Non è certo solo un problema del PD, gli altri partiti sono ben peggio e nemmeno tentano la partecipazione e selezione dal basso, salvo occasionali manifestazioni propagandistiche ad effetto; né risolve alcunché la selezione web del M5S, i cui numeri sono risibili ed il cui veicolo partecipativo è particolarmente distorsivo, con la sua impersonalità mediatica: click anziché persone. Ma nel PD dovrebbe essere affrontato con ben maggiore decisione, ed è precisamente il tema che più differenzia Andrea Orlando: un cambio di segreteria che si dedichi a tempo pieno alla ricostruzione dal basso di un partito che deve davvero rinascere, altrimenti è solo un comitato elettorale, ossia un “caro estinto”.

Su cosa dovrebbe puntare, chi volesse una rinascita politica autenticamente democratica, nel PD e negli altri partiti? Sul rompere il giro vizioso del non fare riunioni perché la gente non partecipa e viceversa. Se la gente non partecipa è perché non trova motivi di interesse e pensa sia inutile partecipare: perché chi sta in basso non conta niente; perché i problemi politici sono troppo difficili in una società così complessa, e la fine delle ideologie non aiuta a semplificare; perché si vanno logorando le “competenze sociali” spontanee con il crescente individualismo consumistico; perché è più facile urlare proteste generiche, promuovendo il populismo, che cooperare tra tanti diversi per costruire in modo cooperativo, ecc. ecc.

Eppure il vasto mondo del volontariato, su singole questioni di impegno settoriale, dimostra che gli italiani non sono insensibili all’impegno per gli altri, per i “molti”, di cui si nutre la politica vera. Si tratta allora di aprire i partiti – e, in particolare, dovrebbe avvantaggiarsene il PD dei Circoli – ad impegnare gli iscritti di base su singole concrete questioni su cui tutti abbiano qualcosa da dire: le strade del quartiere, i servizi elementari, le decisioni più importanti del proprio Comune. E di far sì che i “capi”, i referenti istituzionali ai diversi livelli, diano peso a quelle discussioni e proposte.

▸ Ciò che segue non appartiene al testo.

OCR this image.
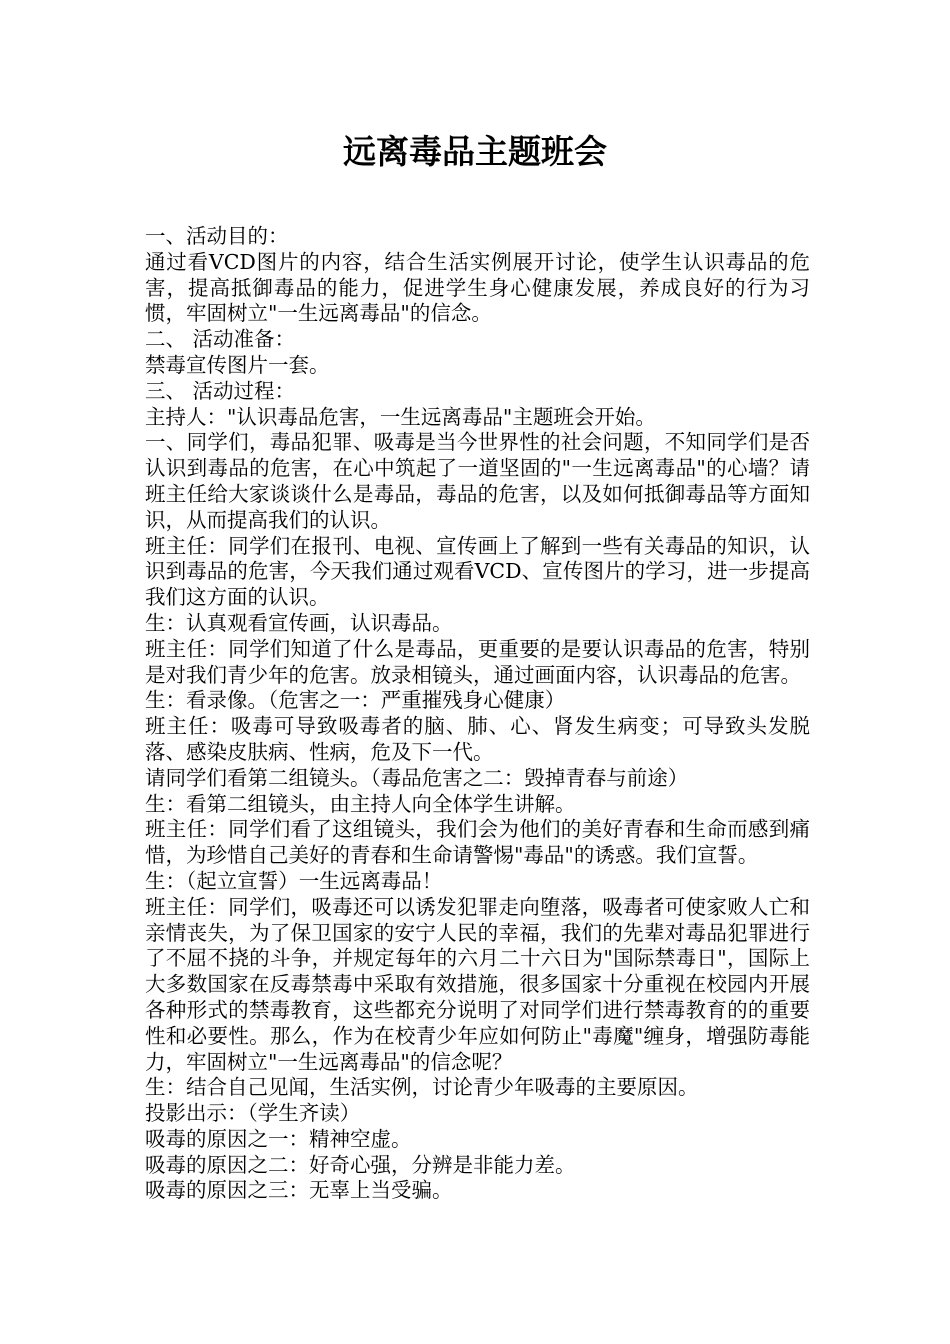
远离毒品主题班会

一、活动目的：

通过看VCD图片的内容，结合生活实例展开讨论，使学生认识毒品的危害，提高抵御毒品的能力，促进学生身心健康发展，养成良好的行为习惯，牢固树立"一生远离毒品"的信念。

二、 活动准备：

禁毒宣传图片一套。

三、 活动过程：

主持人："认识毒品危害，一生远离毒品"主题班会开始。

一、同学们，毒品犯罪、吸毒是当今世界性的社会问题，不知同学们是否认识到毒品的危害，在心中筑起了一道坚固的"一生远离毒品"的心墙？请班主任给大家谈谈什么是毒品，毒品的危害，以及如何抵御毒品等方面知识，从而提高我们的认识。

班主任：同学们在报刊、电视、宣传画上了解到一些有关毒品的知识，认识到毒品的危害，今天我们通过观看VCD、宣传图片的学习，进一步提高我们这方面的认识。

生：认真观看宣传画，认识毒品。

班主任：同学们知道了什么是毒品，更重要的是要认识毒品的危害，特别是对我们青少年的危害。放录相镜头，通过画面内容，认识毒品的危害。

生：看录像。（危害之一：严重摧残身心健康）

班主任：吸毒可导致吸毒者的脑、肺、心、肾发生病变；可导致头发脱落、感染皮肤病、性病，危及下一代。

请同学们看第二组镜头。（毒品危害之二：毁掉青春与前途）

生：看第二组镜头，由主持人向全体学生讲解。

班主任：同学们看了这组镜头，我们会为他们的美好青春和生命而感到痛惜，为珍惜自己美好的青春和生命请警惕"毒品"的诱惑。我们宣誓。

生：（起立宣誓）一生远离毒品！

班主任：同学们，吸毒还可以诱发犯罪走向堕落，吸毒者可使家败人亡和亲情丧失，为了保卫国家的安宁人民的幸福，我们的先辈对毒品犯罪进行了不屈不挠的斗争，并规定每年的六月二十六日为"国际禁毒日"，国际上大多数国家在反毒禁毒中采取有效措施，很多国家十分重视在校园内开展各种形式的禁毒教育，这些都充分说明了对同学们进行禁毒教育的的重要性和必要性。那么，作为在校青少年应如何防止"毒魔"缠身，增强防毒能力，牢固树立"一生远离毒品"的信念呢？

生：结合自己见闻，生活实例，讨论青少年吸毒的主要原因。

投影出示：（学生齐读）

吸毒的原因之一：精神空虚。

吸毒的原因之二：好奇心强，分辨是非能力差。

吸毒的原因之三：无辜上当受骗。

Allora, forse, anche le questioni extralocali potranno interessare e si potrà creare un circolo di comunicazione virtuosa dal basso all’alto e viceversa. E i rappresentanti di partito al Comune, alla Provincia, alla Regione, e magari anche i parlamentari si faranno vedere tra gli iscritti, a raccontare e farsi raccontare. E, nel caso del PD, i futuri Congressi saranno discussione politica partecipata e non votificio.